Obama, a su vez, interpreta el mensaje del cambio como un permiso para dar un giro a la izquierda del centro y empezar a transformar la manera en la que el Ejecutivo ejerce su liderazgo dentro y fuera del país. Los términos de su propuesta de cambio los plasma en un puñado de brillantes discursos en los que ha explicado su visión de la transformación y del rumbo que se propone seguir.

El reto formidable que le presenta el lamentable estado de la economía es visto por Obama y sus colaboradores como una oportunidad magnífica para plantear proyectos de fuerte contenido social, como, por ejemplo, una reforma del sistema de cuidado de la salud que beneficiaría a millones de personas que hoy no reciben atención médica.

Un año después, agobiada por el desempleo y una recuperación económica que no llega, la ciudadanía se pronuncia contra el statu quo y contra el cambio. Y nada ejemplifica mejor este desencanto que el tema de la reforma sanitaria. Hoy, la mayoría de la gente se opone a la reforma y piensa que el presidente debería dedicarse exclusivamente a encontrar la manera de reactivar la economía y disminuir el desempleo.

No se piense, sin embargo, que el desencanto con Obama está muy extendido. El veredicto sobre su primer año de gobierno es mixto y, curiosamente, las dos visiones que prevalecen sobre el desempeño de la actual administración se valen de los mismos ejemplos para llegar a conclusiones opuestas. Es decir, aquello que para unos ha sido un logro de la administración para otros ha sido un fracaso.

Considere, por ejemplo, que la orden para enviar a 30.000 soldados norteamericanos más a pelear en Afganistán, que ha sido aplaudida por los expertos en cuestiones estratégico-militares por considerarla justa y necesaria, ha sido criticada por quienes piensan que es un grave error mandar a tantos jóvenes al matadero en una guerra que no puede tener buen fin.

La misma dicotomía surge cuando se habla de los 787.000 millones de dólares que Obama obtuvo del Congreso para estimular la economía. Para unos, con esta iniciativa Obama evitó que los efectos de la recesión económica en la población fueran más profundos y que se frenara un poco la caída del empleo. Para otros fue una medida populista que sirvió para poco, aumentó la deuda pública y entremetió al gobierno en cuestiones que no deberían ser de su competencia.

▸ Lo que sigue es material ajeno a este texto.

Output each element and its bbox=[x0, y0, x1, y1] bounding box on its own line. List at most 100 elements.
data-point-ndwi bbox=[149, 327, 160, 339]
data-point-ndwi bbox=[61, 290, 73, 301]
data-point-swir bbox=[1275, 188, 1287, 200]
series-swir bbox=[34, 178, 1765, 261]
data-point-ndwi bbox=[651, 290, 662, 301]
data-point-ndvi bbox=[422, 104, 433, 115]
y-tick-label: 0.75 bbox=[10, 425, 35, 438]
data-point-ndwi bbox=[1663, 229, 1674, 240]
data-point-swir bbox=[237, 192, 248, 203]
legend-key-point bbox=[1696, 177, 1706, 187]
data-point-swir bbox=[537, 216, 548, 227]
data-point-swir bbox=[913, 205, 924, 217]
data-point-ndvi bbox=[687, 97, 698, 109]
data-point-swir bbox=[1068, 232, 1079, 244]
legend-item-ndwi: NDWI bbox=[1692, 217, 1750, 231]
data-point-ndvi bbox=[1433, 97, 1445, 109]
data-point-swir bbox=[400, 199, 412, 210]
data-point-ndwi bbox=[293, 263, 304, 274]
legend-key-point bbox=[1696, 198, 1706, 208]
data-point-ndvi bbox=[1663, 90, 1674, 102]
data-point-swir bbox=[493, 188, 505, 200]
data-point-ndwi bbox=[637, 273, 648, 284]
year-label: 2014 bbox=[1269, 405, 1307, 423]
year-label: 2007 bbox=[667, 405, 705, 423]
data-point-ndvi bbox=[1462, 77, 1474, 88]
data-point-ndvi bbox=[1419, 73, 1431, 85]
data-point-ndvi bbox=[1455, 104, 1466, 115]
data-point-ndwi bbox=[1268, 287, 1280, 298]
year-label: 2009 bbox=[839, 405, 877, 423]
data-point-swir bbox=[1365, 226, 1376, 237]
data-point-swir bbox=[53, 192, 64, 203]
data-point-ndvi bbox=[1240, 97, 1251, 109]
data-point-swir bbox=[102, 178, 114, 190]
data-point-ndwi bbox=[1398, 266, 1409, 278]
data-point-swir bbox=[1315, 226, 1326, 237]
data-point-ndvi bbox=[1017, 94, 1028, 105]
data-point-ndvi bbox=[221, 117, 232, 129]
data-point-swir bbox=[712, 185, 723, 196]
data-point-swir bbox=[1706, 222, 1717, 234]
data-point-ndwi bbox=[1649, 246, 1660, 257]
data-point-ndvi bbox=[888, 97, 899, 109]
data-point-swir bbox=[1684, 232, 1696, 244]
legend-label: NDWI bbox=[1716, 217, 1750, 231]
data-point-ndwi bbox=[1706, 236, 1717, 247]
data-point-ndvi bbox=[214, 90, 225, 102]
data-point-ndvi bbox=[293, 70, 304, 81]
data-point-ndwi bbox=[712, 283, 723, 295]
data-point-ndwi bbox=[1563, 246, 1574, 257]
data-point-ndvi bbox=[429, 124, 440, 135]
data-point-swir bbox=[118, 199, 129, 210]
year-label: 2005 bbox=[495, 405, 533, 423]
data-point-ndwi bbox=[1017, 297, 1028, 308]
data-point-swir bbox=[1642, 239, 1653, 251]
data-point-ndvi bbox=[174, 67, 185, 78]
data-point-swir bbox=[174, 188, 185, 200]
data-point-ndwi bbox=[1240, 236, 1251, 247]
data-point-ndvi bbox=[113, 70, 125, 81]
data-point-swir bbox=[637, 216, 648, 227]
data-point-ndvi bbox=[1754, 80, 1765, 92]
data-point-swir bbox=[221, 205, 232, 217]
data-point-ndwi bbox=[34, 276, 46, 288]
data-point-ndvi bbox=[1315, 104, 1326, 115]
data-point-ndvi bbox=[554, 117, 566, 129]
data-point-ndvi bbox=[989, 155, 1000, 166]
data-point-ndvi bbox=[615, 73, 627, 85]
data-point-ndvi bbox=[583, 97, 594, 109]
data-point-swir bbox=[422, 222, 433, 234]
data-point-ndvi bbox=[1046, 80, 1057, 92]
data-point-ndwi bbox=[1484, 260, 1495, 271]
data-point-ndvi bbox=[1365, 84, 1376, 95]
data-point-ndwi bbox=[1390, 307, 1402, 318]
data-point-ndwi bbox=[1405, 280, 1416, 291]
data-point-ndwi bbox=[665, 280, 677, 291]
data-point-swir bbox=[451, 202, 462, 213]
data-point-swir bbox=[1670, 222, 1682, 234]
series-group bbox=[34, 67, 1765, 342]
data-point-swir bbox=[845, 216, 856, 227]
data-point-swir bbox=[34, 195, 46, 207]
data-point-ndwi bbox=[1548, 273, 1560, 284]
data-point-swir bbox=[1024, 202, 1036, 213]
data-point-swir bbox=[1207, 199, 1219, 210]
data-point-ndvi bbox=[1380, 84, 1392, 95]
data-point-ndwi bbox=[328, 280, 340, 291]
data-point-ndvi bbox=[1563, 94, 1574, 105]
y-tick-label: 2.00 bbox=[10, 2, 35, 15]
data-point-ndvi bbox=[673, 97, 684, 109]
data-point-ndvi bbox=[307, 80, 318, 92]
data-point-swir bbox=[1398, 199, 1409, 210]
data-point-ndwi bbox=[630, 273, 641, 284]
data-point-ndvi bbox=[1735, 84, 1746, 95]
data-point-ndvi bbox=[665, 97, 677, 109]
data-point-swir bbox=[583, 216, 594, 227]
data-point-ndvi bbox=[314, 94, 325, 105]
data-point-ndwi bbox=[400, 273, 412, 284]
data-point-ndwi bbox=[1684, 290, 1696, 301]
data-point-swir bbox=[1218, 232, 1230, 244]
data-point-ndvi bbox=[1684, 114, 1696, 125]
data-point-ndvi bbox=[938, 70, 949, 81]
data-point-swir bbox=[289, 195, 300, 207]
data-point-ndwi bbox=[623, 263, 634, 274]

En cuanto a temas de política exterior, las percepciones son aún más encontradas. Por un lado están quienes sostienen que en tan solo un año Obama ha logrado mejorar notablemente la imagen de Estados Unidos en el mundo y ha reducido las tensiones con los países del Oriente Próximo, con Rusia y con China. Por el otro, hay quienes no le perdonan la autocrítica por las arbitrariedades cometidas por E.U. en el pasado reciente y por poner en duda el excepcionalismo estadounidense.

Lo prudente sería acordar que el balance de su gestión es mixto, recordar que el período presidencial para el que fue Obama elegido dura cuatro años y que en la política tres años más son casi una eternidad, para bien o para mal.